New Snohomish County Sheriff Adam Fortney has reinstated a deputy who was fired by Fortney's predecessor over a fatal shooting.
In a statement Tuesday, the sheriff said Deputy Arthur Wallin never should have been fired in the first place because his actions were within department policy.
Wallin shot and killed 24-year-old Nickolas Peters following a chase by Snohomish County sheriff’s deputies in October 2018.
The Snohomish County Prosecutor's Office declined to file charges against Wallin, but earlier this month the county settled a federal lawsuit brought by Peters' family for $1 million.
Full statement from Sheriff Fortney:
Last Friday, I reinstated Deputy Arthur Wallin to full commissioned status as a Deputy Sheriff K-9 handler with the Snohomish County Sheriff’s Office.
Before I was elected Sheriff, I was well aware of the incident that Deputy Wallin was involved in that led to his termination by the former administration. I believe I speak for many Sheriff’s Office employees that we were shocked when the former administration decided to terminate him even after he was cleared of criminal charges by the Snohomish County Prosecuting Attorney. After the election, but prior to taking office, I made no promises to Deputy Wallin other than I would give the case a second look. I felt obligated to do so since the facts that I knew at the time of the incident did not seem to warrant termination. I knew full well that after taking office I could learn more information that previously had not been available to me which may lead me to upholding the termination case. I went into the review process with an open mind. The review consisted of reading the entire file, which included both the results of the SMART investigation and the Sheriff’s Office internal investigation by the Office of Professional Accountability. The file contained additional information that I did not have prior to taking office. After carefully reviewing the information, I found the termination of Deputy Wallin was not justified and that his actions were reasonable under the circumstances the suspect chose to put him in that night:
1. Deputy Wallin’s pursuit of the suspect was within policy because the suspect was under the influence of alcohol or drugs and posed a danger to other drivers on the road, and the suspect was using his truck as a weapon (purposefully ramming patrol vehicles) posing a credible threat to responding deputies and the public;
2. Deputy Wallin’s decision to use deadly force was within policy because he was protecting his partner and the community from an imminent threat of death or serious bodily injury.
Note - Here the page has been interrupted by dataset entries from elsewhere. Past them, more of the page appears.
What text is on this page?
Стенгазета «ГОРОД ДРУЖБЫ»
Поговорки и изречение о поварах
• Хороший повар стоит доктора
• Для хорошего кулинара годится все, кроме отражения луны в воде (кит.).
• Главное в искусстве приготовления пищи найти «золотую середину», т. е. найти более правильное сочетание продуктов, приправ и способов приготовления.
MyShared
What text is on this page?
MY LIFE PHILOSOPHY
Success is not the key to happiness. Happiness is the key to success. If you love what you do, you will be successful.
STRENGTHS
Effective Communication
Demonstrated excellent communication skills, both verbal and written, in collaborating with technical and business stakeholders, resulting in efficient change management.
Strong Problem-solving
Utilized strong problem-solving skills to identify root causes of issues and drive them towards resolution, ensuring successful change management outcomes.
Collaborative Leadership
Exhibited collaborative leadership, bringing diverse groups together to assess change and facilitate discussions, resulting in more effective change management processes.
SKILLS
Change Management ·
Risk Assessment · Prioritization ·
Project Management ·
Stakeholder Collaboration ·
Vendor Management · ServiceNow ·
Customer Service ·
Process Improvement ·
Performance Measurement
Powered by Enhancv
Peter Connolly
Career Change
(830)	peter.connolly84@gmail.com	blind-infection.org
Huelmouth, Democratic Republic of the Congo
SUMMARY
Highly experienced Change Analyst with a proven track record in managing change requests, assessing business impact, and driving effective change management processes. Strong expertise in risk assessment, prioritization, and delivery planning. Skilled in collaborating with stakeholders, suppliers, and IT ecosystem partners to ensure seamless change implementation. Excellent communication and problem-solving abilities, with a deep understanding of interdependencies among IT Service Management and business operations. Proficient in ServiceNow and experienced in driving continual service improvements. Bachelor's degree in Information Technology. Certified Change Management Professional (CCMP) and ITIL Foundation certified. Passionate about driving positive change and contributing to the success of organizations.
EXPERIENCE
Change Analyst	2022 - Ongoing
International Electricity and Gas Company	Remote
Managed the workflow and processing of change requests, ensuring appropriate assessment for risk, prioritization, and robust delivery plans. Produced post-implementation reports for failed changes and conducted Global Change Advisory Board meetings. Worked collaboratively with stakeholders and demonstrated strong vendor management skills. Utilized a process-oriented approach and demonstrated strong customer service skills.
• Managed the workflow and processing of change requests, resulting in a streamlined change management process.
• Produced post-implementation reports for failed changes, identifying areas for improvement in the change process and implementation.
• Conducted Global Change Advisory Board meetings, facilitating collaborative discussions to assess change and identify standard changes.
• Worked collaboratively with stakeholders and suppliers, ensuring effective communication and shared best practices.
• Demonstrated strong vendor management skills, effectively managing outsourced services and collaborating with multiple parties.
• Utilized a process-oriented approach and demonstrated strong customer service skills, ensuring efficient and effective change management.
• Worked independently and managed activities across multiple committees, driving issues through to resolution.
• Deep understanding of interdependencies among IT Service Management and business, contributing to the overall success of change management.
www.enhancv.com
The bottom line is, Deputy Wallin never should have been terminated in the first place. Deputy sheriffs are expected to make split second decisions in situations which are tense, uncertain, and rapidly evolving. The incident the former administration terminated him for would fall under this category. Deputy Wallin believed his partner's life was in danger when he chose to use force. I believe Deputy Wallin’s actions were reasonable under the circumstances in which they occurred. I also believe the SMART investigation supported Deputy Wallin’s version of what took place that night and his decision was appropriate under the circumstances. In my judgment, Deputy Wallin put his life on the line to protect both his partner and his community.
I understand the difficult job that law enforcement officers, corrections, and support personnel have to go through in their daily duties. I value the work of all Sheriff’s Office employees and I am committed to ensuring that they are always treated fairly by this administration.